Tuesday, November 30, 2010

THE LOWER INDUS RIVER

Earth Science Search Engine
THE LOWER INDUS RIVER: BALANCING DEVELOPMENT AND MAINTENANCE OF WETLAND ECOSYSTEMS AND DEPENDENT LIVELIHOODS
1. BACKGROUND
Study area: location and geography The Indus River originates at Lake Ngangla Rinco on the Tibetan Plateau and flows3,000 km through mountains, plains of the Thar Desert and deltaic ecosystems to the Arabian Sea. It is the primary source of water for Pakistan. The Indus Delta covers an area of some 5,000 km2, of which 2,000 km2 is a protected area. The fan-shaped Delta is the sixth largest in the world and supports a population of over 130,000 people, whose livelihoods are directly or indirectly dependent on the Indus River.

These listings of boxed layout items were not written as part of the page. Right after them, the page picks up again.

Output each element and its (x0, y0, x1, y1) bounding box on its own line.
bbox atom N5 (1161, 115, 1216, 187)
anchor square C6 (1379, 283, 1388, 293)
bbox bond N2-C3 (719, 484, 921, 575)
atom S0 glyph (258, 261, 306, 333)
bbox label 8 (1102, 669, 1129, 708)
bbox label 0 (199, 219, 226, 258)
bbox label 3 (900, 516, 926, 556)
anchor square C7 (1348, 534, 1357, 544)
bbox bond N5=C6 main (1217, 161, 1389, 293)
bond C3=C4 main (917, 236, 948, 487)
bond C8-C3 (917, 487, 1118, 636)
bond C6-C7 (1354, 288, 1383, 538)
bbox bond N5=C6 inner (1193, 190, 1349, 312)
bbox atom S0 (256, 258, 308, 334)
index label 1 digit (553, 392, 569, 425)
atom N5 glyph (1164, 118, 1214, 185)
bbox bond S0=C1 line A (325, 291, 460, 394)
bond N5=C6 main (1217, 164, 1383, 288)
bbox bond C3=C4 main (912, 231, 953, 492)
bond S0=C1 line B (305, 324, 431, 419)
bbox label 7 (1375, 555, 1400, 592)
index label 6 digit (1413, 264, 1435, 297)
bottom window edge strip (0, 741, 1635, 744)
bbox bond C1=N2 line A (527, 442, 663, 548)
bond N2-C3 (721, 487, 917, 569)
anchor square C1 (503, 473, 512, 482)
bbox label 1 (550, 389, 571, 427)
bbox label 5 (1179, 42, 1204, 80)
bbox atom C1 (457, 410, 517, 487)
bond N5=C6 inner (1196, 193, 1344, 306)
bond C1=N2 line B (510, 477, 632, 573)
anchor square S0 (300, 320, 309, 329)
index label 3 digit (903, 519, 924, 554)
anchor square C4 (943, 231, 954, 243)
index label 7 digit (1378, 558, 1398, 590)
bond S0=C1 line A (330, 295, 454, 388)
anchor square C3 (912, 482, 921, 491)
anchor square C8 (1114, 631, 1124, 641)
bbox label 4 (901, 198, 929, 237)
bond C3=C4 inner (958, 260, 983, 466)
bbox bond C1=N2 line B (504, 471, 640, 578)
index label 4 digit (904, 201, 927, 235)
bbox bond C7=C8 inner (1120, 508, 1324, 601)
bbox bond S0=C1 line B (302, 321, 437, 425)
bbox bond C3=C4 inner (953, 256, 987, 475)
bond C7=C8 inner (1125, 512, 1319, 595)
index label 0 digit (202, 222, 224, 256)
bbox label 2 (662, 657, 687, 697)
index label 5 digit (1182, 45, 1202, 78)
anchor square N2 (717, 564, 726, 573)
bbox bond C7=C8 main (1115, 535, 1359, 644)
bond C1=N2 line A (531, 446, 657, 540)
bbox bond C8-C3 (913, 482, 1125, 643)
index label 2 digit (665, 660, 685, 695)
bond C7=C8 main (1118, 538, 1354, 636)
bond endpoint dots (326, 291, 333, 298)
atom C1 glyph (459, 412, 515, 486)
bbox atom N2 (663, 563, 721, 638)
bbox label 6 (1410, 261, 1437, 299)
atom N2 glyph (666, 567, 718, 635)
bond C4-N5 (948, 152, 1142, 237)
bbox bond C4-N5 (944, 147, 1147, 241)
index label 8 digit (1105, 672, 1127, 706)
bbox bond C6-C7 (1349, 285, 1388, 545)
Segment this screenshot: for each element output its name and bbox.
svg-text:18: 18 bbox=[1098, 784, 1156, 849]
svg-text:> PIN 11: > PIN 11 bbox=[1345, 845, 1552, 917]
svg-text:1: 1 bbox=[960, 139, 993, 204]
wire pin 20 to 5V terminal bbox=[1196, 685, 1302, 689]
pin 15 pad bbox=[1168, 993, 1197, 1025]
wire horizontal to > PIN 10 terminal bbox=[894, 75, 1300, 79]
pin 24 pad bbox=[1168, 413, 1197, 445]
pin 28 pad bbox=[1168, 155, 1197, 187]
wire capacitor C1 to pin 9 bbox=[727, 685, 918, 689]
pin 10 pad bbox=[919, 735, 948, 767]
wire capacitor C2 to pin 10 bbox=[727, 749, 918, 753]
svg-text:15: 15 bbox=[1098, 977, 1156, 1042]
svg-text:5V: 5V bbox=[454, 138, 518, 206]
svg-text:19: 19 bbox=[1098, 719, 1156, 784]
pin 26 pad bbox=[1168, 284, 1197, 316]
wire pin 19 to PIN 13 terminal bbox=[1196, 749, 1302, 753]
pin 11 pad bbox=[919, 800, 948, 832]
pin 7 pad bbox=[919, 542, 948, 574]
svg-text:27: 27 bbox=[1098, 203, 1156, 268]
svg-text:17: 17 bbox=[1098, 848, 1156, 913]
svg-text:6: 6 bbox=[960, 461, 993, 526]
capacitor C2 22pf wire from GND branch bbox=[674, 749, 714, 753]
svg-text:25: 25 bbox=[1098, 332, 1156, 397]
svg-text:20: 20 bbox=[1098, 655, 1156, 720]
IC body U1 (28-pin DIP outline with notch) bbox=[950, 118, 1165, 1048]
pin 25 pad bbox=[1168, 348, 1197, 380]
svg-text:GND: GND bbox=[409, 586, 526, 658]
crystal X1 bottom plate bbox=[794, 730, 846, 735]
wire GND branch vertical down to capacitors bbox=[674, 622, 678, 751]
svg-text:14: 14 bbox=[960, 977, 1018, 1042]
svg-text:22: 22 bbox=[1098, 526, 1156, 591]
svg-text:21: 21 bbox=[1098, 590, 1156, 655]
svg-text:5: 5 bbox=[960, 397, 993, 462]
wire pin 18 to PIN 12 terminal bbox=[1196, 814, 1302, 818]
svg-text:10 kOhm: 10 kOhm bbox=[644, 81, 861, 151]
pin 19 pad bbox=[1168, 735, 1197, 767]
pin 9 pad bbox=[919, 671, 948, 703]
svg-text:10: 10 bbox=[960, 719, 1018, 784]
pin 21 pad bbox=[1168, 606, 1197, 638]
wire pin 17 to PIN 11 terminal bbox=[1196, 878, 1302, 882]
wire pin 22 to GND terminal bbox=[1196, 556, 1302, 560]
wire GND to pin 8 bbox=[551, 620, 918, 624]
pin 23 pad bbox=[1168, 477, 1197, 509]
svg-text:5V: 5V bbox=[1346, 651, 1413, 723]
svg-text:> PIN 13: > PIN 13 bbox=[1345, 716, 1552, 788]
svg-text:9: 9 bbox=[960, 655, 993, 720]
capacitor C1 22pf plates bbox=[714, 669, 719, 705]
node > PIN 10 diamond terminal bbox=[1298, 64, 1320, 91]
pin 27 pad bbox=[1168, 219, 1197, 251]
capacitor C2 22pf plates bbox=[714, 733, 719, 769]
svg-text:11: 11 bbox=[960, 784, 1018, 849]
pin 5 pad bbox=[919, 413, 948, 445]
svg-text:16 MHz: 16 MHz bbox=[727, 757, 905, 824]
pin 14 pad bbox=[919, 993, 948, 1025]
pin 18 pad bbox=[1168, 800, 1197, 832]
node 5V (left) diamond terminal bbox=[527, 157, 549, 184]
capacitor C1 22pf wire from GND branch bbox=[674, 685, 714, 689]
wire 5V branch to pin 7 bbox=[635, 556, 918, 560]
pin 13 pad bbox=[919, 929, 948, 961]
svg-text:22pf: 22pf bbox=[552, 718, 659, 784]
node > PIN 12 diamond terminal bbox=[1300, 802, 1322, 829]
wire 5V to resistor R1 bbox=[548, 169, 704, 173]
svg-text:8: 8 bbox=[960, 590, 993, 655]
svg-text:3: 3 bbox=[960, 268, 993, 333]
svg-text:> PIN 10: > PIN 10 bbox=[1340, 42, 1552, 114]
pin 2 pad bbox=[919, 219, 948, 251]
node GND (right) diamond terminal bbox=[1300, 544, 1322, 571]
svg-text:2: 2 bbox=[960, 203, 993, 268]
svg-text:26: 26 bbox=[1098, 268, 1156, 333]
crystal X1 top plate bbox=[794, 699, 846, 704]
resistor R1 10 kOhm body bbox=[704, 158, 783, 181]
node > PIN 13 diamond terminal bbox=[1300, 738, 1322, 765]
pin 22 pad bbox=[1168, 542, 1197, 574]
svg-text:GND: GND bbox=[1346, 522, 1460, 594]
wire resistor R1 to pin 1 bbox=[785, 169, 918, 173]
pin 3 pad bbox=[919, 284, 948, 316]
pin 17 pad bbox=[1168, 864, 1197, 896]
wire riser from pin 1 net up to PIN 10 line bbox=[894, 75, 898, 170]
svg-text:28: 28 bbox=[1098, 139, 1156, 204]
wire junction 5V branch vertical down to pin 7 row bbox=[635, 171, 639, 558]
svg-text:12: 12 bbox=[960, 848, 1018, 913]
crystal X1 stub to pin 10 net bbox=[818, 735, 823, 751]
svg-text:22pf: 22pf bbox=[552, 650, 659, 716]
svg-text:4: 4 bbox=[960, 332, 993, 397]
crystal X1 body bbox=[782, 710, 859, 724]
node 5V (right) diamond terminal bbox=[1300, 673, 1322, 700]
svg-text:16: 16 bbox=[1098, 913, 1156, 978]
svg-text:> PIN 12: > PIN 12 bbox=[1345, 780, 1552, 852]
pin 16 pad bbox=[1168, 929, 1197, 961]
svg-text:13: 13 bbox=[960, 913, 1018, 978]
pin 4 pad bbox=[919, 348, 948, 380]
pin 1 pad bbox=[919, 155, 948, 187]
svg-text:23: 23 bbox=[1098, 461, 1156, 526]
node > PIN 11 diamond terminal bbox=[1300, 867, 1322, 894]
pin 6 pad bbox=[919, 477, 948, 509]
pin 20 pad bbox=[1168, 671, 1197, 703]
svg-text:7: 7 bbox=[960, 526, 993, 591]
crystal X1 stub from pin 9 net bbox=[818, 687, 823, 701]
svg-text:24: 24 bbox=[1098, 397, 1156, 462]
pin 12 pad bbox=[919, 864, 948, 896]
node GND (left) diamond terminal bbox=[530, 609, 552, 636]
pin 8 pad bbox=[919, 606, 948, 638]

The water-resource developments
The expanding population, which is growing at a rate 3%, and the extremely low rainfall, has
meant that most areas in Pakistan cannot grow rain-fed crops. With a growing population, the
supply of irrigation water for food production is a top political priority, as is water for industrial and domestic use. Several storage dams and barrages (Box 1) have been built on the Indus River
and a complex network of canals transfers this water to about 30 million acres of agricultural
land. Some dams, e.g. Tarbela Dam, are also used to generate hydroelectric power.

Because of the development drive to meet human needs, decision-makers or water engineers in Pakistan have little experience of the value of aquatic ecosystems and the need for environmental flows. Most see the flow of water to the Delta as an unacceptable loss of water that should be used upstream for irrigated agriculture. Thus the accepted wisdom is to reduce
flows to the Delta. The need for an Environmental Flow Assessment (EFA) The amount of water in the Indus River has decreased dramatically from around 185,000 million m3 per annum in 1892 to 12,300 million m3 per annum in the 1990s (Box 2). The most recent flow was determined by way of the Indus Water Accord in 1994, whereby the allocation of water between the Provinces of Pakistan was decided. The Indus River Authority was established to implement the Accord.